Stephen Glass was a better actor than most, playing the role of a whiz kid
with bashful narcissism. There is a fascinating and agonizing sequence during
which Lane tries to pin down the slippery details of a Glass story, and Glass
tries to wriggle free. Phone numbers go missing, files are left at home, phone
calls aren't answered, and as it becomes obvious to Lane that the story will
not hold water, a kind of dread begins to grow. We like Glass, too, and we can
see he's trapped; he channels those nightmares we all have about flunking the
big exam. There are a couple of times when Lane seems to have him nailed down
and he squirms free with a desperate but brilliant improvisation, and we're
reminded of Frank Abagnale Jr., the hero of "Catch
Me If You Can," who found an addictive joy in getting praise he did not
deserve.
Glass' fellow workers admire him because (a) he's turning in work they would
have died to have written, and (b) he doesn't rub it in. Two of his most
admiring colleagues, Caitlin Avey and Amy Brand, feel protective toward him; like sisters, they worry that he
works too hard, pushes himself, doesn't take credit, doesn't know how good he
is. A more typical newsroom colleague is Andie Fox over at Forbes Digital Tool; she senses that Penenberg is
onto a really big story, wants a piece of it, and keeps trying to elbow in.

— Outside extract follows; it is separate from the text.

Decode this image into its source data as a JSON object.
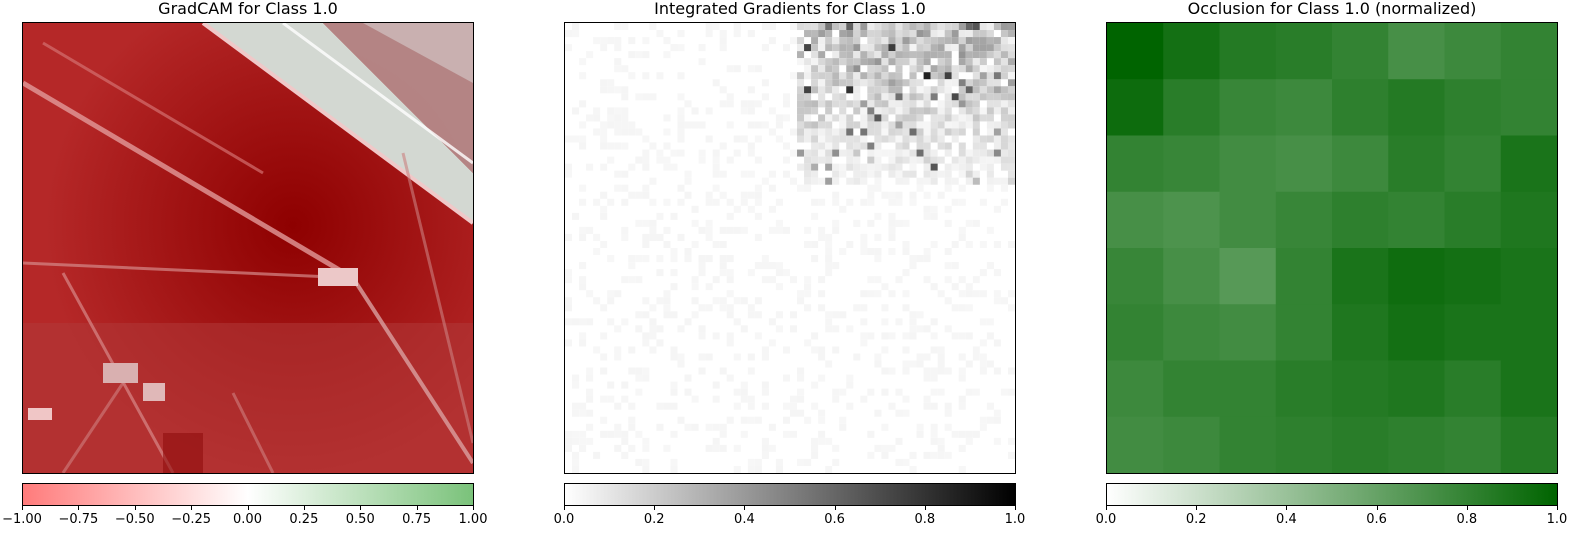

Because "Shattered Glass" is cast so well, with actors who seem to
instinctively embody their parts, it's worth another look at some of
Billy Ray's choices.
Hayden Christensen, who makes Glass' career believable by being utterly
plausible himself, played young Anakin Skywalker in "Star Wars: Attack of the
Clones."
Steve Zahn often plays clueless losers and
Rosario Dawson specializes in sex and action roles; not here.
Chloe Sevigny is a versatile actress, but you might not have thought of
her as a New Republic staffer until you see her here, and she's pitch-perfect.
Peter Sarsgaard has the balancing act as a new editor who happens to be
right but is under enormous pressure to be wrong.
"Shattered Glass" deserves comparison with "All the President's Men" among
movies about journalism, but it's about a type known in many professions: The
guy who seems to be pursuing the office agenda when actually he's pursuing his
own. Filled with a vision of his own success, charming and persuasive, smart,
able to create whole worlds from fictions that work as well as facts, he has
an answer for everything until someone finally thinks to ask the fundamental
question: Is it all a fraud, right down to the bone?
In recent years we have seen vast corporations built on lies, and political
decisions based more on wishes than facts. The engineers of those deceptions
have all been enormously likable, of course. They need to be. We are saved,
from time to time, not so much by the rectitude of the Charles Lanes as by the
dogged curiosity of the Adam Penenbergs.